BMC Bioinformatics. 2010 Jan 18;11 Suppl 1(Suppl 1):S63. doi: 10.1186/1471-2105-11-S1-S63.
Conserved gene clusters are groups of genes that are located close to one another in the genomes of several species. They tend to code for proteins that have a functional interaction. The identification of conserved gene clusters is an important step towards understanding genome evolution and predicting gene function.
In this paper, we propose a novel pairwise gene cluster model that combines the notion of bidirectional best hits with the r-window model introduced in 2003 by Durand and Sankoff. The bidirectional best hit (BBH) constraint removes the need to specify the minimum number of shared genes in the r-window model and improves the relevance of the results. We design a subquadratic time algorithm to compute the set of BBH r-window gene clusters efficiently.
We apply our cluster model to the comparative analysis of E. coli K-12 and B. subtilis and perform an extensive comparison between our new model and the gene teams model developed by Bergeron et al. As compared to the gene teams model, our new cluster model has a slightly lower recall but a higher precision at all levels of recall when the results were ranked using statistical tests. An analysis of the most significant BBH r-window gene cluster show that they correspond to known operons.

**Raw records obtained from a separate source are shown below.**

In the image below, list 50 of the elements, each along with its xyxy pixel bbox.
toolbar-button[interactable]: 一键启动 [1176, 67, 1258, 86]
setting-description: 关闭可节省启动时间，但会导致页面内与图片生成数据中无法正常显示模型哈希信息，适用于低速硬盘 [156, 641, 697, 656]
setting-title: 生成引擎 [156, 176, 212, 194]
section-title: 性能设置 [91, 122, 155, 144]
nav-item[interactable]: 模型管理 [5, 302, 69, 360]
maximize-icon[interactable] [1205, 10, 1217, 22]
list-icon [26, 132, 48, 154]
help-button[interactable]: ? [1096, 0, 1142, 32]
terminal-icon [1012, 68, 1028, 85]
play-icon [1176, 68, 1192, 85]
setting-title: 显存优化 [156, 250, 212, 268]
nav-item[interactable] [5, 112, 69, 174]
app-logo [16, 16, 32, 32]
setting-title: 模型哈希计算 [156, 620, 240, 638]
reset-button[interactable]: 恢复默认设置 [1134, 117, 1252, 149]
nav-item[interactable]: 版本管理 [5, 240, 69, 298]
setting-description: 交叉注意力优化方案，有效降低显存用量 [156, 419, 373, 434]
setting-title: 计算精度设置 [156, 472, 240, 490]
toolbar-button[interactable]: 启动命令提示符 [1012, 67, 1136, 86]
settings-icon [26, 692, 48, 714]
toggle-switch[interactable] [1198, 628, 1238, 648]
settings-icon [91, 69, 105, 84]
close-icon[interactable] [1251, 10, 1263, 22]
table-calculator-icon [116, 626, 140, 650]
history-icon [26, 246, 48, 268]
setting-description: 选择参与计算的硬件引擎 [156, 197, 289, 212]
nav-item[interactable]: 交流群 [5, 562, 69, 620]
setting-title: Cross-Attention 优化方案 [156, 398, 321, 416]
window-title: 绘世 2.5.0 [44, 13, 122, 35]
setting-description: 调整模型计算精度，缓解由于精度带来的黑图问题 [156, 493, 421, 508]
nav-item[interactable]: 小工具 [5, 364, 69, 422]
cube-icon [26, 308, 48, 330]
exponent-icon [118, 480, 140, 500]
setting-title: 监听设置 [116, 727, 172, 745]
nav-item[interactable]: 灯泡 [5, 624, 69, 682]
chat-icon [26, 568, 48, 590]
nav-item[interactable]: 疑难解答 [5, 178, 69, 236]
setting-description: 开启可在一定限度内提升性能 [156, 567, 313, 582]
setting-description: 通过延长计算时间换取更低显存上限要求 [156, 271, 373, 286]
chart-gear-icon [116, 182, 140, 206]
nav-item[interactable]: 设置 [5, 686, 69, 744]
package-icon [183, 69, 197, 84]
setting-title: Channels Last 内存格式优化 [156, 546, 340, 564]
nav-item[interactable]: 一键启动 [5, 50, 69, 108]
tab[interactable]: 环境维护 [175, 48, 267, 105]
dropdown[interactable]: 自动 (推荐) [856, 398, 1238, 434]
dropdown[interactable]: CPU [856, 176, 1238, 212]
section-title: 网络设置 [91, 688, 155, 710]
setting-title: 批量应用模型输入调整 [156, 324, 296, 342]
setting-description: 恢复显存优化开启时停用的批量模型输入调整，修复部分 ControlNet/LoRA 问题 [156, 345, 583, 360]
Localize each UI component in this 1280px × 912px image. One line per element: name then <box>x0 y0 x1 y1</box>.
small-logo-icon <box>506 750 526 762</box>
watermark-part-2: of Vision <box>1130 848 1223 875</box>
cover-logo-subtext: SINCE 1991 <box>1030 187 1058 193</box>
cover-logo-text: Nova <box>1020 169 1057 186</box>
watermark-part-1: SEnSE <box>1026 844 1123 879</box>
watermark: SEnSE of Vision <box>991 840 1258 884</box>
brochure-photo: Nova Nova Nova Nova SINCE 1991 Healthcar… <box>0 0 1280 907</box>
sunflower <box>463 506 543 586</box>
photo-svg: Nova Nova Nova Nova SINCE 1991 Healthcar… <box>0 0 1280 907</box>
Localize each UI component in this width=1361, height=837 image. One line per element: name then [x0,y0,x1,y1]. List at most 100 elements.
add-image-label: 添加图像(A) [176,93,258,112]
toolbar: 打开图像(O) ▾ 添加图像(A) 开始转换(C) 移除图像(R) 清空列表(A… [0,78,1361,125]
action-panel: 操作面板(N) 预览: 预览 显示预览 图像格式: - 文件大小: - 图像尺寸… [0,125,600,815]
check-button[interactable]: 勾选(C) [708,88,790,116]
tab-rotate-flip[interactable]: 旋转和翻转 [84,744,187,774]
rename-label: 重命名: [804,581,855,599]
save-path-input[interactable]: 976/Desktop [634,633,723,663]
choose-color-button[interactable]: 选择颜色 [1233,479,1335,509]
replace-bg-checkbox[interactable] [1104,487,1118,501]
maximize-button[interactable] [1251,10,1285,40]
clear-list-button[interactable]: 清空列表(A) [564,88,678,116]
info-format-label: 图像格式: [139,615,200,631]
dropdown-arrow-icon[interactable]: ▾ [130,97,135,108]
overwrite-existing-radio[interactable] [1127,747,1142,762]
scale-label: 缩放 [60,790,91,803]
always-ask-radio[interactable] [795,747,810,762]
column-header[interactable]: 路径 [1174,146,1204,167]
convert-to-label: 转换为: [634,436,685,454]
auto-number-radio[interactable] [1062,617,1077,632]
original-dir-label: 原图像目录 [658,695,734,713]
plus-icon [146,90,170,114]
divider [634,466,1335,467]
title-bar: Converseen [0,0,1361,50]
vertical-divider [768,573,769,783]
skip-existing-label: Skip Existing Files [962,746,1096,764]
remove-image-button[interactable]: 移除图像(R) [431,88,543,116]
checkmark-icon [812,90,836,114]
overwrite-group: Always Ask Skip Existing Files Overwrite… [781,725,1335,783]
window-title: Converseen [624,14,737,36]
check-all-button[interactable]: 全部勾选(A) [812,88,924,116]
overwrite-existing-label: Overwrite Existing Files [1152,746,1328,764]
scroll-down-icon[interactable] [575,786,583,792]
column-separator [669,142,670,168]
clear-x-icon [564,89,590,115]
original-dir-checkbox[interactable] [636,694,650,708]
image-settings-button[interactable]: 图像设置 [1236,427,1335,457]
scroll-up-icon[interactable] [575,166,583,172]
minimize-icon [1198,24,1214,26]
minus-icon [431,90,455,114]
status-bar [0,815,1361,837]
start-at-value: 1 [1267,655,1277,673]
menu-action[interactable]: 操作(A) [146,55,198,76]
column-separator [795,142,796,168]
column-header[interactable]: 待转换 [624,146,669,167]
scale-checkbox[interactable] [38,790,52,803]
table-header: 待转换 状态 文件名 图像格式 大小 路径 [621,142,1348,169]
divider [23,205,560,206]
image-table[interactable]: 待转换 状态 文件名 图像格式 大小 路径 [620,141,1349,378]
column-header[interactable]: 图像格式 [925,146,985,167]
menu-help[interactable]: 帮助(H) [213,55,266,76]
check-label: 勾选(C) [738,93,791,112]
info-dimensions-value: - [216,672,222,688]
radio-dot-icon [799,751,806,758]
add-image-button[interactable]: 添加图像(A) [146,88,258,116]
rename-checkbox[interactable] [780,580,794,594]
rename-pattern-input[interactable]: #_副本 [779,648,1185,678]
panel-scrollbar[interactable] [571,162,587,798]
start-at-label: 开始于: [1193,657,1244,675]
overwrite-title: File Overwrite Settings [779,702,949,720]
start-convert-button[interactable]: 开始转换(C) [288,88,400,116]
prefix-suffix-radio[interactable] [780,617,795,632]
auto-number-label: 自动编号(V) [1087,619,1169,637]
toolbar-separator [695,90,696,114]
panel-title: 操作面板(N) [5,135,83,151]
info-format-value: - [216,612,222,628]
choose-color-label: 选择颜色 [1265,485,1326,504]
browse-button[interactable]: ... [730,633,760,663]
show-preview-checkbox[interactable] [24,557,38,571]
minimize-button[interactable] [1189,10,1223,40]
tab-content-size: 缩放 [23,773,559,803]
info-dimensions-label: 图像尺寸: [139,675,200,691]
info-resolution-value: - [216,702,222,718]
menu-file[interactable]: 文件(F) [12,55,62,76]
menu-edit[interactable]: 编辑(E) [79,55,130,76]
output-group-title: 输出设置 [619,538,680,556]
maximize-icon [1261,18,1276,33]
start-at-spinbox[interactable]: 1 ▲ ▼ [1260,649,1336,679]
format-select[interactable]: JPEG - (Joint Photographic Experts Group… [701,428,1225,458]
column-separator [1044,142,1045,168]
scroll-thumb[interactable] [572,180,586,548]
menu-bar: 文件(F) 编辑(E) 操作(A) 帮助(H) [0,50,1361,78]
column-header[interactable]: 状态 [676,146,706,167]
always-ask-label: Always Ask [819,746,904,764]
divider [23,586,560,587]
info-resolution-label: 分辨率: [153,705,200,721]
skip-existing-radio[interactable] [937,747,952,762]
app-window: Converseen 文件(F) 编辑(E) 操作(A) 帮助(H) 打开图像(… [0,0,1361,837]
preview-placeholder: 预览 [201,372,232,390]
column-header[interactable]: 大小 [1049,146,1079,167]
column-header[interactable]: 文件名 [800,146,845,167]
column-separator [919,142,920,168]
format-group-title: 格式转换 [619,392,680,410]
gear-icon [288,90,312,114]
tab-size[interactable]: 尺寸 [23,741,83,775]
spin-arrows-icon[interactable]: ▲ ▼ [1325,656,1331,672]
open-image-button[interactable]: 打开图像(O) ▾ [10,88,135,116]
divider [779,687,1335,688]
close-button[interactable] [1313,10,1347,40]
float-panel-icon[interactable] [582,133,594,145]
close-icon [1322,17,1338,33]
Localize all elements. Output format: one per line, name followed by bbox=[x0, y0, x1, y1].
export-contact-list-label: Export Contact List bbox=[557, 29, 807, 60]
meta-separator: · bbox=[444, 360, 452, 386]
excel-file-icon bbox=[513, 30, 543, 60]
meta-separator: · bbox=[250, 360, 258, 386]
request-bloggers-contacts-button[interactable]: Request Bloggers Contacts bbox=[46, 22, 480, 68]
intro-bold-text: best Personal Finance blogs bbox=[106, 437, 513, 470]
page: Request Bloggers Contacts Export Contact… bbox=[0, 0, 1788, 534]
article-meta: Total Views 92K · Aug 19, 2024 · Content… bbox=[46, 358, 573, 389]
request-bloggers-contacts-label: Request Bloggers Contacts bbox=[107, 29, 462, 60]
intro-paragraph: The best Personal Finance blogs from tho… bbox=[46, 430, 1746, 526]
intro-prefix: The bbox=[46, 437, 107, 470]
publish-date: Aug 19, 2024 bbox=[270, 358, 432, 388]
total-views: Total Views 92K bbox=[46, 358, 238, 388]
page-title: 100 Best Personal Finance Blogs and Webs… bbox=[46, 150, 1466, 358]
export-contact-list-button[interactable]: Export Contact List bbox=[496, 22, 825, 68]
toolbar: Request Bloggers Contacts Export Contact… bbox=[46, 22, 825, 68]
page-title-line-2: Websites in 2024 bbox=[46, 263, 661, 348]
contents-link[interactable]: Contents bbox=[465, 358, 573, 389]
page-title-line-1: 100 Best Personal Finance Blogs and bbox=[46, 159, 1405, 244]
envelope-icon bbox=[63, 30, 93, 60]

保守基因簇是指在多个物种的基因组中彼此靠近的一组基因。它们倾向于编码具有功能相互作用的蛋白质。鉴定保守基因簇是理解基因组进化和预测基因功能的重要步骤。
在本文中,我们提出了一种新的两两基因簇模型,该模型将双向最佳命中的概念与 Durand 和 Sankoff 在 2003 年引入的 r 窗口模型结合在一起。双向最佳命中(BBH)约束消除了在 r 窗口模型中指定共享基因的最小数量的需求,并提高了结果的相关性。我们设计了一种亚二次时间算法来有效地计算 BBH r 窗口基因簇集。
我们将我们的聚类模型应用于大肠杆菌 K-12 和枯草芽孢杆菌的比较分析,并在使用统计测试对结果进行排名时,在所有召回率水平上,对我们的新模型和 Bergeron 等人开发的基因团队模型进行了广泛比较。与基因团队模型相比,我们的新聚类模型在所有召回率水平上的召回率略低,但精度更高。对最显著的 BBH r 窗口基因簇的分析表明,它们对应于已知的操纵子。